The Danger outweighs the benefit!
Any competent office network administrator is going to block Trusted Recursive Resolver traffic so Chrome or Firefox will have to revert to the office DNS server.
Unless you spend your time surfing questionable web sites or looking at things that would embarrass you if it were to become public and you are doing all of this not at home, but on public WiFi where other users of the same WiFi could potentially be sniffing your data packets, this DNS over HTTPS is really just a big scam to data mine.

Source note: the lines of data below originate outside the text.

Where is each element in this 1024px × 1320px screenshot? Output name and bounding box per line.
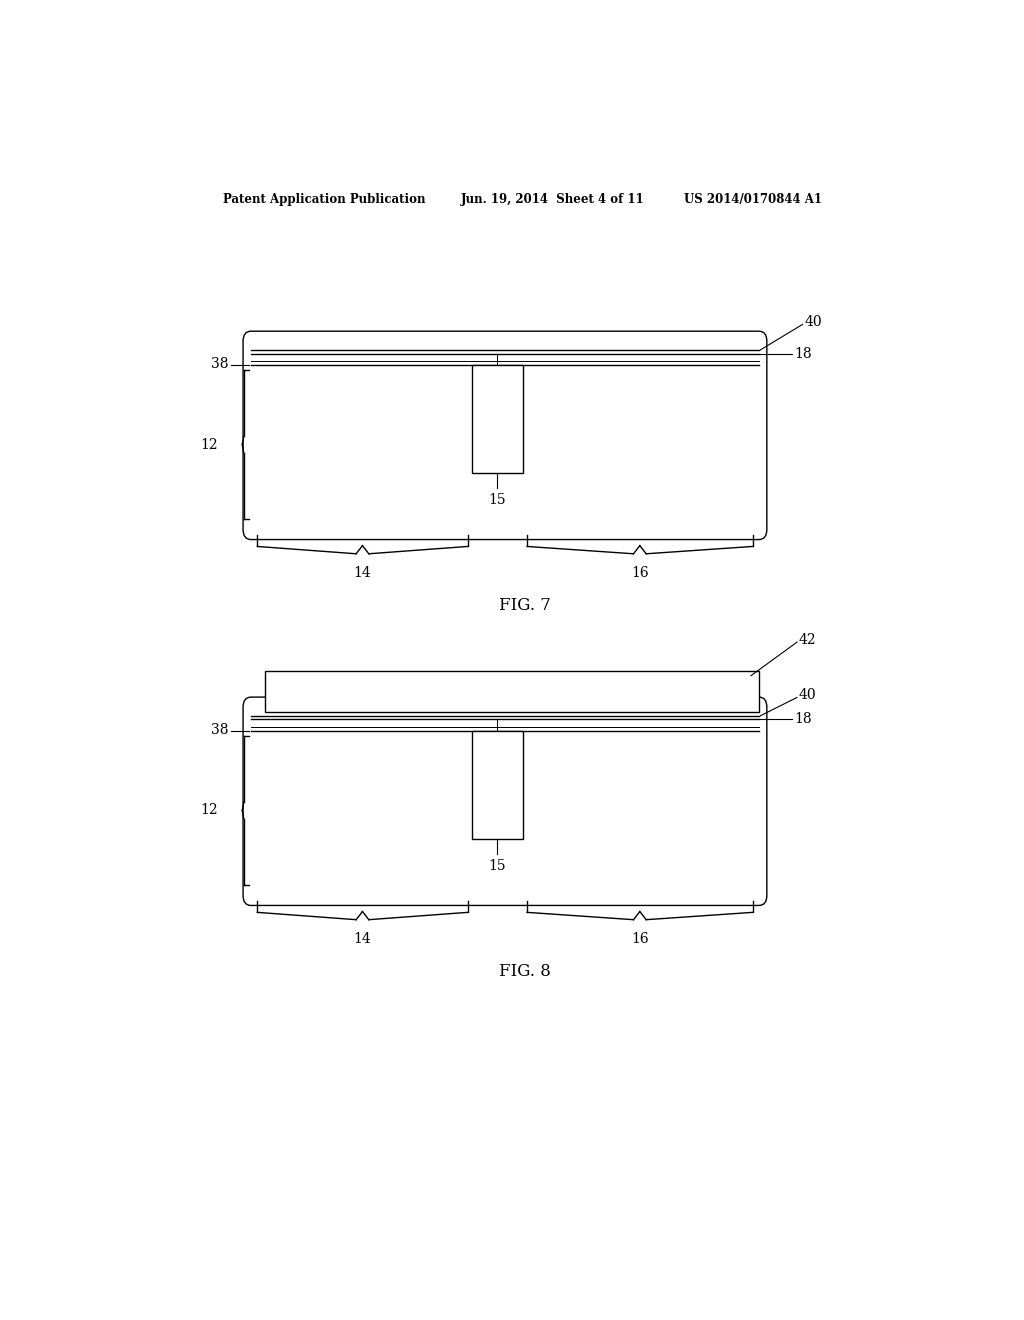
- Text: 18: 18: [794, 713, 811, 726]
- Text: FIG. 7: FIG. 7: [499, 597, 551, 614]
- Text: 12: 12: [200, 438, 218, 451]
- FancyBboxPatch shape: [243, 697, 767, 906]
- Text: 38: 38: [211, 356, 228, 371]
- FancyBboxPatch shape: [243, 331, 767, 540]
- Text: 14: 14: [353, 932, 372, 946]
- Text: Patent Application Publication: Patent Application Publication: [223, 193, 426, 206]
- Bar: [471, 364, 523, 473]
- Text: FIG. 8: FIG. 8: [499, 964, 551, 979]
- Text: US 2014/0170844 A1: US 2014/0170844 A1: [684, 193, 821, 206]
- Text: 38: 38: [211, 723, 228, 737]
- Text: Jun. 19, 2014  Sheet 4 of 11: Jun. 19, 2014 Sheet 4 of 11: [461, 193, 645, 206]
- Text: 40: 40: [799, 689, 816, 702]
- Text: 40: 40: [804, 315, 822, 330]
- Text: 42: 42: [799, 634, 816, 647]
- Text: 16: 16: [631, 932, 648, 946]
- Text: 16: 16: [631, 566, 648, 579]
- Bar: [471, 731, 523, 840]
- Text: 15: 15: [488, 859, 506, 874]
- Text: 12: 12: [200, 804, 218, 817]
- Text: 14: 14: [353, 566, 372, 579]
- Bar: [265, 671, 759, 711]
- Text: 15: 15: [488, 494, 506, 507]
- Text: 18: 18: [794, 347, 811, 360]
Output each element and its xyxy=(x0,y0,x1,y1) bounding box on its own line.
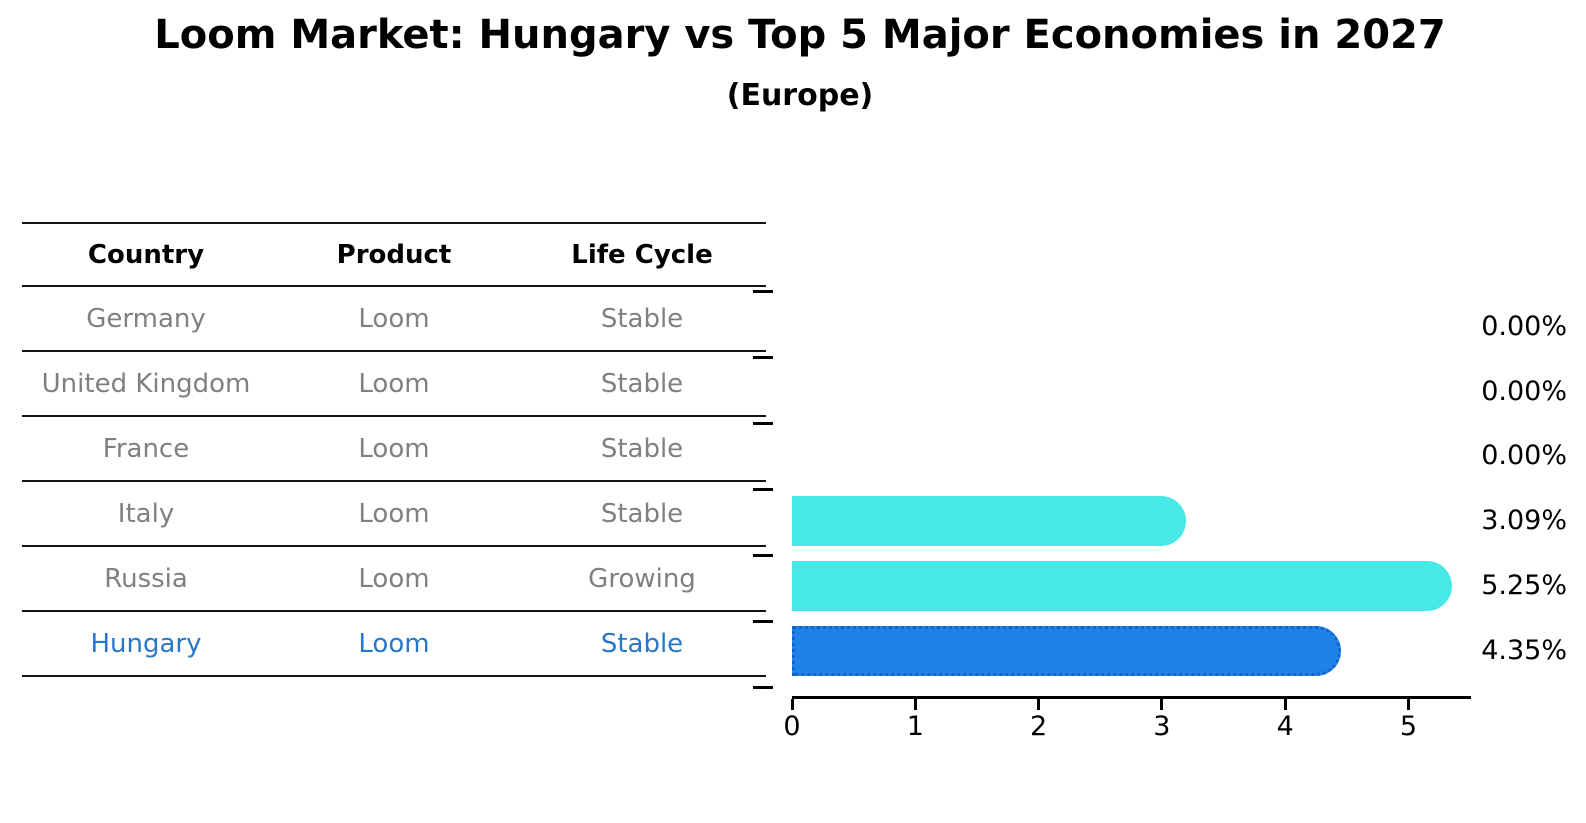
x-tick-label: 3 xyxy=(1153,711,1171,742)
product-cell: Loom xyxy=(270,546,518,612)
country-cell: Russia xyxy=(22,546,270,612)
chart-subtitle: (Europe) xyxy=(726,78,874,113)
x-tick-label: 2 xyxy=(1030,711,1048,742)
x-tick-label: 4 xyxy=(1276,711,1294,742)
table-row-italy: Italy Loom Stable xyxy=(22,481,766,547)
value-label-italy: 3.09% xyxy=(1481,505,1567,536)
y-tick-mark xyxy=(753,290,773,293)
x-axis-line xyxy=(792,696,1471,699)
life-cycle-cell: Stable xyxy=(518,351,766,417)
table-row-france: France Loom Stable xyxy=(22,416,766,482)
x-tick-mark xyxy=(1283,699,1287,710)
x-tick-mark xyxy=(1160,699,1164,710)
product-cell: Loom xyxy=(270,286,518,352)
life-cycle-cell: Stable xyxy=(518,481,766,547)
value-label-russia: 5.25% xyxy=(1481,570,1567,601)
table-header-row: Country Product Life Cycle xyxy=(22,222,766,287)
life-cycle-cell: Growing xyxy=(518,546,766,612)
y-tick-mark xyxy=(753,356,773,359)
country-cell: Italy xyxy=(22,481,270,547)
country-cell: Germany xyxy=(22,286,270,352)
value-label-hungary: 4.35% xyxy=(1481,635,1567,666)
y-tick-mark xyxy=(753,488,773,491)
x-tick-mark xyxy=(1037,699,1041,710)
chart-title: Loom Market: Hungary vs Top 5 Major Econ… xyxy=(154,12,1446,58)
table-row-united-kingdom: United Kingdom Loom Stable xyxy=(22,351,766,417)
table-row-germany: Germany Loom Stable xyxy=(22,286,766,352)
life-cycle-cell: Stable xyxy=(518,286,766,352)
column-header-country: Country xyxy=(22,222,270,287)
x-tick-mark xyxy=(790,699,794,710)
product-cell: Loom xyxy=(270,351,518,417)
x-tick-label: 0 xyxy=(783,711,801,742)
y-tick-mark xyxy=(753,620,773,623)
country-cell: France xyxy=(22,416,270,482)
country-cell: Hungary xyxy=(22,611,270,677)
product-cell: Loom xyxy=(270,416,518,482)
table-row-hungary: Hungary Loom Stable xyxy=(22,611,766,677)
x-tick-label: 1 xyxy=(906,711,924,742)
y-tick-mark xyxy=(753,422,773,425)
country-cell: United Kingdom xyxy=(22,351,270,417)
x-tick-label: 5 xyxy=(1399,711,1418,742)
y-tick-mark xyxy=(753,686,773,689)
column-header-life-cycle: Life Cycle xyxy=(518,222,766,287)
table-row-russia: Russia Loom Growing xyxy=(22,546,766,612)
y-tick-mark xyxy=(753,554,773,557)
x-tick-mark xyxy=(913,699,917,710)
product-cell: Loom xyxy=(270,481,518,547)
value-label-united-kingdom: 0.00% xyxy=(1481,376,1567,407)
x-tick-mark xyxy=(1407,699,1410,710)
country-table: Country Product Life Cycle Germany Loom St… xyxy=(22,222,766,677)
bar-italy xyxy=(792,496,1186,546)
bar-russia xyxy=(792,561,1453,611)
product-cell: Loom xyxy=(270,611,518,677)
value-label-france: 0.00% xyxy=(1481,440,1567,471)
column-header-product: Product xyxy=(270,222,518,287)
life-cycle-cell: Stable xyxy=(518,611,766,677)
value-label-germany: 0.00% xyxy=(1481,311,1567,342)
bar-hungary xyxy=(792,626,1342,676)
life-cycle-cell: Stable xyxy=(518,416,766,482)
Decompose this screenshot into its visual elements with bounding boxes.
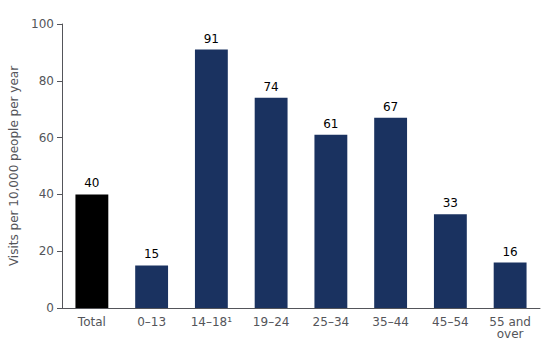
svg-text:over: over xyxy=(497,327,524,341)
svg-text:19–24: 19–24 xyxy=(253,315,290,329)
svg-text:14–18¹: 14–18¹ xyxy=(191,315,233,329)
svg-text:67: 67 xyxy=(383,100,398,114)
svg-text:40: 40 xyxy=(39,187,54,201)
svg-text:16: 16 xyxy=(502,245,517,259)
svg-text:100: 100 xyxy=(31,17,54,31)
svg-text:Total: Total xyxy=(77,315,106,329)
svg-text:25–34: 25–34 xyxy=(313,315,350,329)
svg-text:55 and: 55 and xyxy=(489,315,531,329)
svg-text:35–44: 35–44 xyxy=(372,315,409,329)
svg-text:60: 60 xyxy=(39,131,54,145)
svg-text:80: 80 xyxy=(39,74,54,88)
svg-text:Visits per 10,000 people per y: Visits per 10,000 people per year xyxy=(7,66,21,266)
svg-text:40: 40 xyxy=(84,176,99,190)
svg-text:61: 61 xyxy=(323,117,338,131)
svg-text:0: 0 xyxy=(46,301,54,315)
svg-text:33: 33 xyxy=(443,196,458,210)
svg-text:20: 20 xyxy=(39,244,54,258)
svg-text:74: 74 xyxy=(263,80,278,94)
svg-text:91: 91 xyxy=(204,32,219,46)
svg-text:0–13: 0–13 xyxy=(137,315,166,329)
svg-text:15: 15 xyxy=(144,247,159,261)
svg-text:45–54: 45–54 xyxy=(432,315,469,329)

Even still any hacker sniffing packets on public WiFi doesn't need to see your DNS queries to do harm. Mozilla Firefox the organization and Google for their part in adding this to Chromium should be called out on this and held legally accountable in civil court as they implement this data mining DNS scam by default and without user consent.
the true motivation
Why would Mozilla and Google try so hard to push a technology which does little to benefit the end user, and mostly harms network security managers? The real reason probably has everything to do with marketing and advertising.
- Bypassing DNS based blackholes circumvents advertisement blockers (Ad-Blockers) and data mining trackers.
- Centralizing DNS to their private company allows them to perform data mining on all users of Firefox, Chrome, or whatever application. Now they can easily see where you are going with far less effort because you are allowing it to happen.
Do they care about your privacy and should you believe the pitch that they are doing this all for your benefit? NO; (and that is a big fat NO). The so called benefit is controversial and unproven at best while the loss of privacy to one or a small select few major corporations handling the DNS queries is alarming to say the least. You're much better off keeping your DNS local. Don't let CloudFlare and Google be Big Brother DNS.